Nice problem. The only functions which work are $f(x)=0$ and $f(x)=x$ for all real $x$. Let $c$ be an arbitrary real and take $P(x)=x-f(c)$. Then $P(f(c))=0$ so $f(P(c))= f(c-f(c))=0$, so $f(x-f(x))=0$ for all real $x$. Now, if $x-f(x)=0$ for all $x$, then $f$ is the identity. Otherwise, suppose $a-f(a)=b$ for some real $a$ and nonzero $b$. Then let $P(x)=rx$ for some arbitrary real $r$; we have that $P(f(a-f(a)))=P(0)=0$ so $f(P(a-f(a)))=f(P(b))=f(rb)=0$. By varying $r$, we conclude that $f$ is everywhere zero. So only the claimed functions work.

Good. $\boxed{f(x)=x}$ is a solution, otherwise assume that $\exists j:f(j)\ne j$. Setting $P(x)=x-f(j)$ and $x=j$, we have $f(j-f(j))=0$. Setting $P(x)=\frac c{j-f(j)}x$ and $x=j-f(j)$, we have $\boxed{f(x)=0}$ for all $x$.

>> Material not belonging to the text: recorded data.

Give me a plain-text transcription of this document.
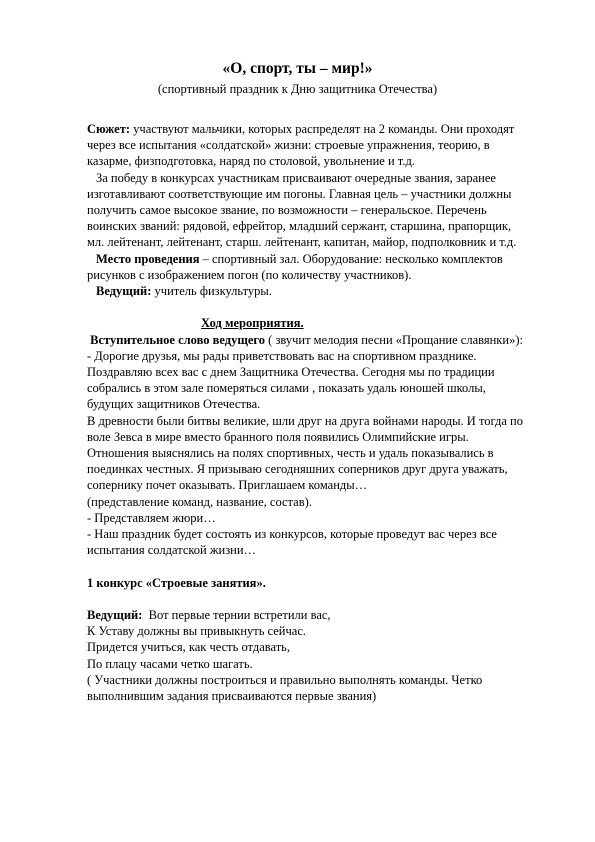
«О, спорт, ты – мир!»

(спортивный праздник к Дню защитника Отечества)

Сюжет: участвуют мальчики, которых распределят на 2 команды. Они проходят через все испытания «солдатской» жизни: строевые упражнения, теорию, в казарме, физподготовка, наряд по столовой, увольнение и т.д.

За победу в конкурсах участникам присваивают очередные звания, заранее изготавливают соответствующие им погоны. Главная цель – участники должны получить самое высокое звание, по возможности – генеральское. Перечень воинских званий: рядовой, ефрейтор, младший сержант, старшина, прапорщик, мл. лейтенант, лейтенант, старш. лейтенант, капитан, майор, подполковник и т.д.

Место проведения – спортивный зал. Оборудование: несколько комплектов рисунков с изображением погон (по количеству участников).

Ведущий: учитель физкультуры.

Ход мероприятия.

Вступительное слово ведущего ( звучит мелодия песни «Прощание славянки»):

- Дорогие друзья, мы рады приветствовать вас на спортивном празднике. Поздравляю всех вас с днем Защитника Отечества. Сегодня мы по традиции собрались в этом зале померяться силами , показать удаль юношей школы, будущих защитников Отечества.

В древности были битвы великие, шли друг на друга войнами народы. И тогда по воле Зевса в мире вместо бранного поля появились Олимпийские игры. Отношения выяснялись на полях спортивных, честь и удаль показывались в поединках честных. Я призываю сегодняшних соперников друг друга уважать, сопернику почет оказывать. Приглашаем команды…

(представление команд, название, состав).

- Представляем жюри…

- Наш праздник будет состоять из конкурсов, которые проведут вас через все испытания солдатской жизни…

1 конкурс «Строевые занятия».

Ведущий:  Вот первые тернии встретили вас,

К Уставу должны вы привыкнуть сейчас.

Придется учиться, как честь отдавать,

По плацу часами четко шагать.

( Участники должны построиться и правильно выполнять команды. Четко выполнившим задания присваиваются первые звания)
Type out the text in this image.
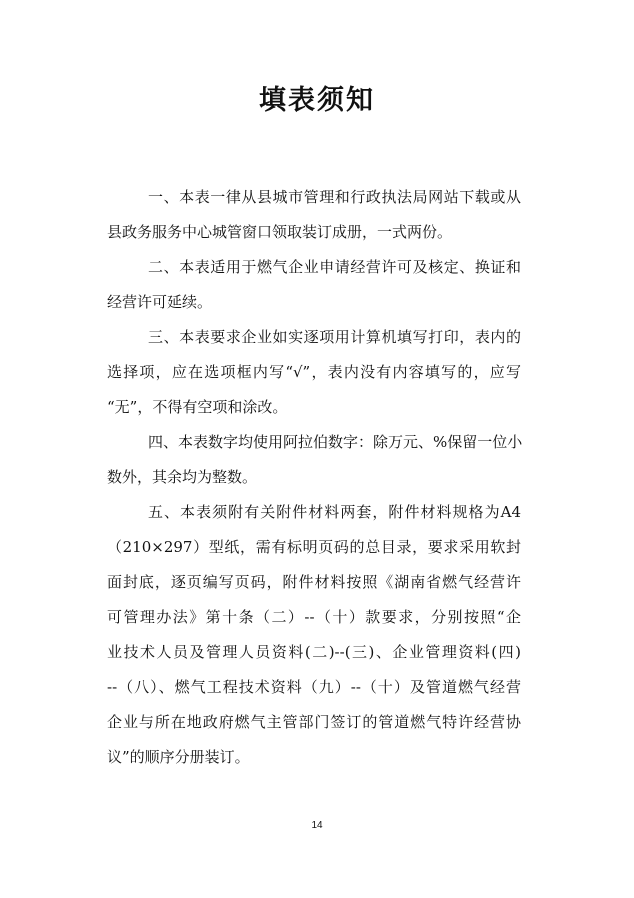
填表须知
一、本表一律从县城市管理和行政执法局网站下载或从
县政务服务中心城管窗口领取装订成册，一式两份。
二、本表适用于燃气企业申请经营许可及核定、换证和
经营许可延续。
三、本表要求企业如实逐项用计算机填写打印，表内的
选择项，应在选项框内写“√”，表内没有内容填写的，应写
“无”，不得有空项和涂改。
四、本表数字均使用阿拉伯数字：除万元、%保留一位小
数外，其余均为整数。
五、本表须附有关附件材料两套，附件材料规格为A4
（210×297）型纸，需有标明页码的总目录，要求采用软封
面封底，逐页编写页码，附件材料按照《湖南省燃气经营许
可管理办法》第十条（二）--（十）款要求，分别按照“企
业技术人员及管理人员资料(二)--(三)、企业管理资料(四)
--（八）、燃气工程技术资料（九）--（十）及管道燃气经营
企业与所在地政府燃气主管部门签订的管道燃气特许经营协
议”的顺序分册装订。
14
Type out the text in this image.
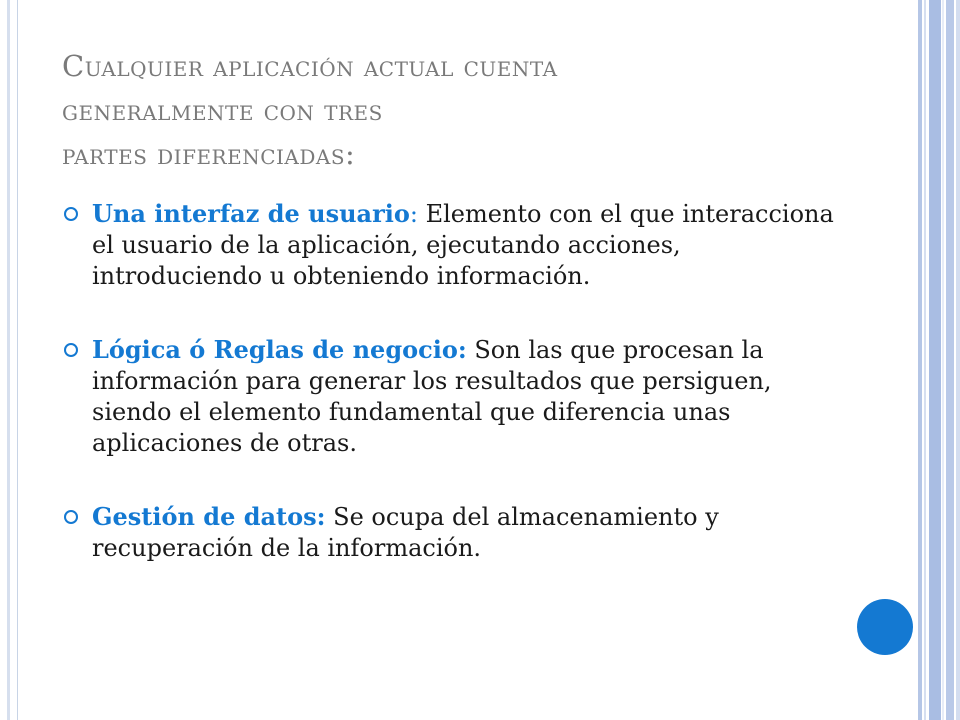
Cualquier aplicación actual cuenta
generalmente con tres
partes diferenciadas:
Una interfaz de usuario: Elemento con el que interacciona el usuario de la aplicación, ejecutando acciones, introduciendo u obteniendo información.
Lógica ó Reglas de negocio: Son las que procesan la información para generar los resultados que persiguen, siendo el elemento fundamental que diferencia unas aplicaciones de otras.
Gestión de datos: Se ocupa del almacenamiento y recuperación de la información.
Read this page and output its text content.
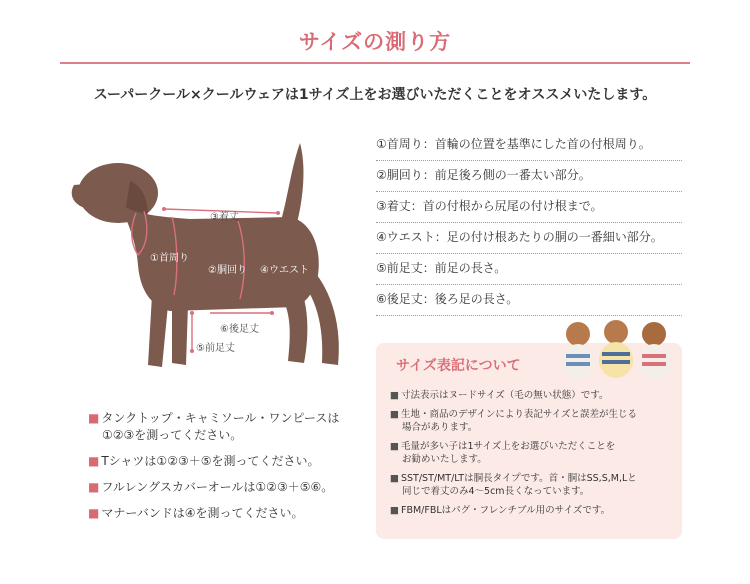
サイズの測り方
スーパークール×クールウェアは1サイズ上をお選びいただくことをオススメいたします。
③着丈
①首周り
②胴回り ④ウエスト
⑥後足丈
⑤前足丈
①首周り：首輪の位置を基準にした首の付根周り。
②胴回り：前足後ろ側の一番太い部分。
③着丈：首の付根から尻尾の付け根まで。
④ウエスト：足の付け根あたりの胴の一番細い部分。
⑤前足丈：前足の長さ。
⑥後足丈：後ろ足の長さ。
■ タンクトップ・キャミソール・ワンピースは
①②③を測ってください。
■ Tシャツは①②③＋⑤を測ってください。
■ フルレングスカバーオールは①②③＋⑤⑥。
■ マナーバンドは④を測ってください。
サイズ表記について
■ 寸法表示はヌードサイズ（毛の無い状態）です。
■ 生地・商品のデザインにより表記サイズと誤差が生じる
場合があります。
■ 毛量が多い子は1サイズ上をお選びいただくことを
お勧めいたします。
■ SST/ST/MT/LTは胴長タイプです。首・胴はSS,S,M,Lと
同じで着丈のみ4～5cm長くなっています。
■ FBM/FBLはパグ・フレンチブル用のサイズです。
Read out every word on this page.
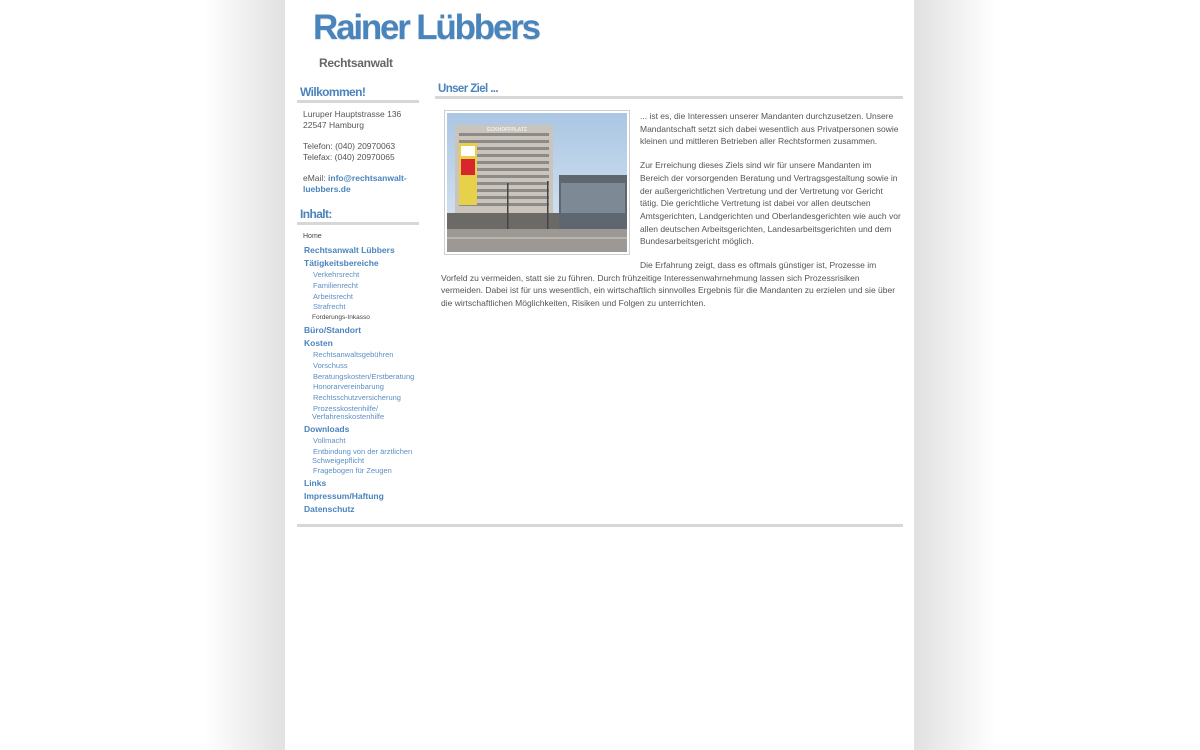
Rainer Lübbers
Rechtsanwalt
Wilkommen!

Luruper Hauptstrasse 136 22547 Hamburg

Telefon: (040) 20970063 Telefax: (040) 20970065

eMail: info@rechtsanwalt-luebbers.de

Inhalt:
Home
Rechtsanwalt Lübbers
Tätigkeitsbereiche
Verkehrsrecht
Familienrecht
Arbeitsrecht
Strafrecht
Forderungs-Inkasso
Büro/Standort
Kosten
Rechtsanwaltsgebühren
Vorschuss
Beratungskosten/Erstberatung
Honorarvereinbarung
Rechtsschutzversicherung
Prozesskostenhilfe/ Verfahrenskostenhilfe
Downloads
Vollmacht
Entbindung von der ärztlichen Schweigepflicht
Fragebogen für Zeugen
Links
Impressum/Haftung
Datenschutz
Unser Ziel ...
ECKHOFFPLATZ

... ist es, die Interessen unserer Mandanten durchzusetzen. Unsere Mandantschaft setzt sich dabei wesentlich aus Privatpersonen sowie kleinen und mittleren Betrieben aller Rechtsformen zusammen.

Zur Erreichung dieses Ziels sind wir für unsere Mandanten im Bereich der vorsorgenden Beratung und Vertragsgestaltung sowie in der außergerichtlichen Vertretung und der Vertretung vor Gericht tätig. Die gerichtliche Vertretung ist dabei vor allen deutschen Amtsgerichten, Landgerichten und Oberlandesgerichten wie auch vor allen deutschen Arbeitsgerichten, Landesarbeitsgerichten und dem Bundesarbeitsgericht möglich.

Die Erfahrung zeigt, dass es oftmals günstiger ist, Prozesse im Vorfeld zu vermeiden, statt sie zu führen. Durch frühzeitige Interessenwahrnehmung lassen sich Prozessrisiken vermeiden. Dabei ist für uns wesentlich, ein wirtschaftlich sinnvolles Ergebnis für die Mandanten zu erzielen und sie über die wirtschaftlichen Möglichkeiten, Risiken und Folgen zu unterrichten.
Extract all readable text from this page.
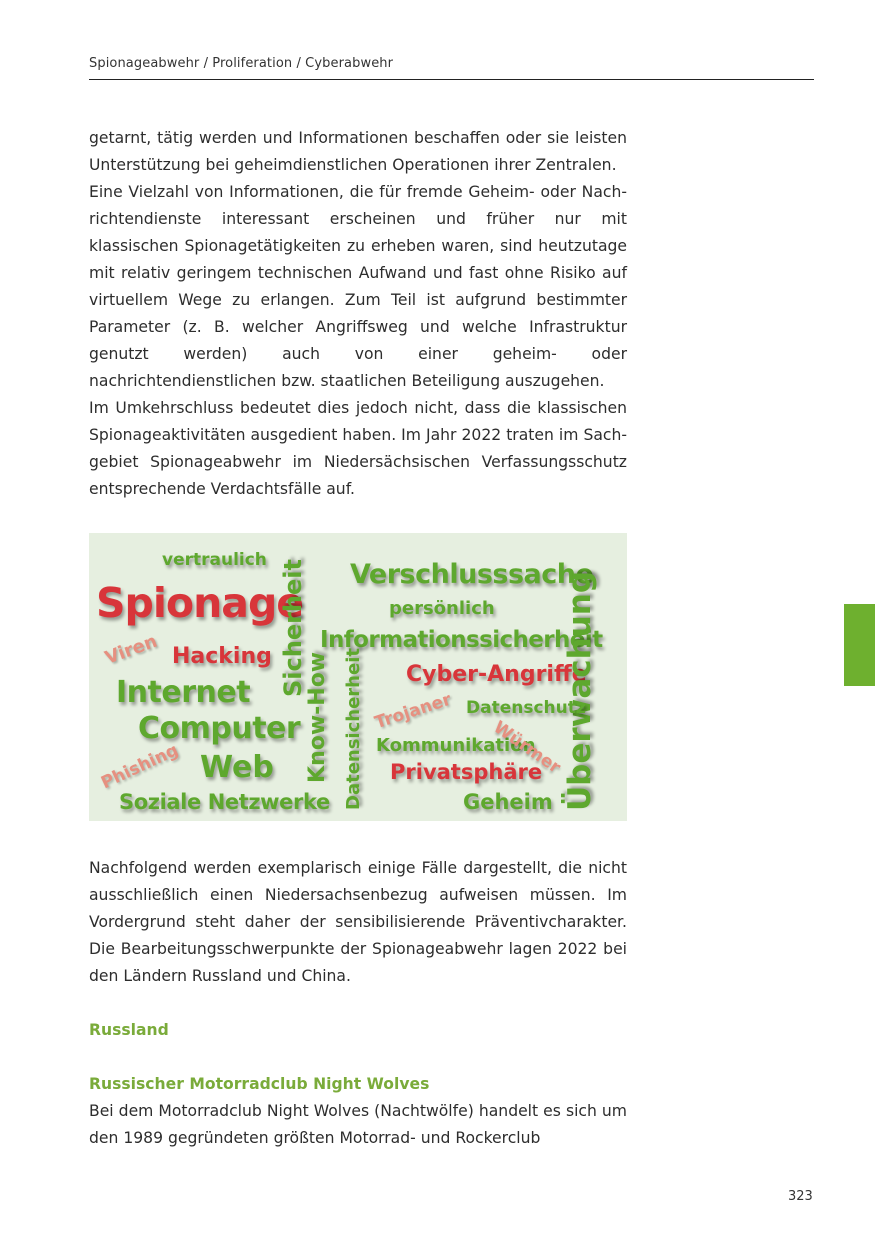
Spionageabwehr / Proliferation / Cyberabwehr

getarnt, tätig werden und Informationen beschaffen oder sie leisten Unterstützung bei geheimdienstlichen Operationen ihrer Zentralen.

Eine Vielzahl von Informationen, die für fremde Geheim- oder Nachrichtendienste interessant erscheinen und früher nur mit klassischen Spionagetätigkeiten zu erheben waren, sind heutzutage mit relativ geringem technischen Aufwand und fast ohne Risiko auf virtuellem Wege zu erlangen. Zum Teil ist aufgrund bestimmter Parameter (z. B. welcher Angriffsweg und welche Infrastruktur genutzt werden) auch von einer geheim- oder nachrichtendienstlichen bzw. staatlichen Beteiligung auszugehen.

Im Umkehrschluss bedeutet dies jedoch nicht, dass die klassischen Spionageaktivitäten ausgedient haben. Im Jahr 2022 traten im Sachgebiet Spionageabwehr im Niedersächsischen Verfassungsschutz entsprechende Verdachtsfälle auf.

vertraulich	Verschlusssache
Spionage
Sicherheit	persönlich
Informationssicherheit
Viren Hacking
Internet Know-How	Cyber-Angriffe
Überwachung
Trojaner Datenschutz
Computer Datensicherheit Kommunikation
Würmer
Phishing Web	Privatsphäre
Soziale Netzwerke	Geheim

Nachfolgend werden exemplarisch einige Fälle dargestellt, die nicht ausschließlich einen Niedersachsenbezug aufweisen müssen. Im Vordergrund steht daher der sensibilisierende Präventivcharakter. Die Bearbeitungsschwerpunkte der Spionageabwehr lagen 2022 bei den Ländern Russland und China.

Russland
Russischer Motorradclub Night Wolves

Bei dem Motorradclub Night Wolves (Nachtwölfe) handelt es sich um den 1989 gegründeten größten Motorrad- und Rockerclub

323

Plugging in $u$ such that $f(u) = 0$ we obtain $f(P(u)) = 0$ for all polynomials $P$ with no constant term. In particular, $f(cu) = 0$ for all $c\in \mathbb{R}$, so if there is some nonzero $u$ with $f(u) = 0$ then $f\equiv 0$. On the other hand, setting $P(y) = y-f(c)$ for some $c$ and setting $x=c$ we obtain $f(c-f(c)) = 0$. Hence if $f(x)\not\equiv x$, then $f(x) = 0$ has a nontrivial solution so the only solutions are $f(x)\equiv x$ and $f(x)\equiv 0$.

This was proposed by me

The only solutions are $\boxed{f(x) \equiv x}$ and $\boxed{f(x) \equiv 0}$. Let $P(x) = a_{n}x^{n} + \cdots + a_{0} = a_{n}(x - r_{1}) \cdots (x-r_{n}) $ where $r_{i}$ is a root of $P$. If $f(x) \equiv 0$ then $P(0) = 0 = a_{n}(x - r_{1}) \cdots (x-r_{n})$ but this implies that there's exists some root $r_{j} = 0$, in other words $P(x) = a_{n}(x - r_{1}) \cdots (x- 0) \cdots (x-r_{n})$ and such $P$ is a polynomial without constant term. To find the other solution $f(x) \equiv x$ you can do a similar proceess as the solutions above and set $P(x) = x - f(k)$ for some $k$, and follow the procedure described above.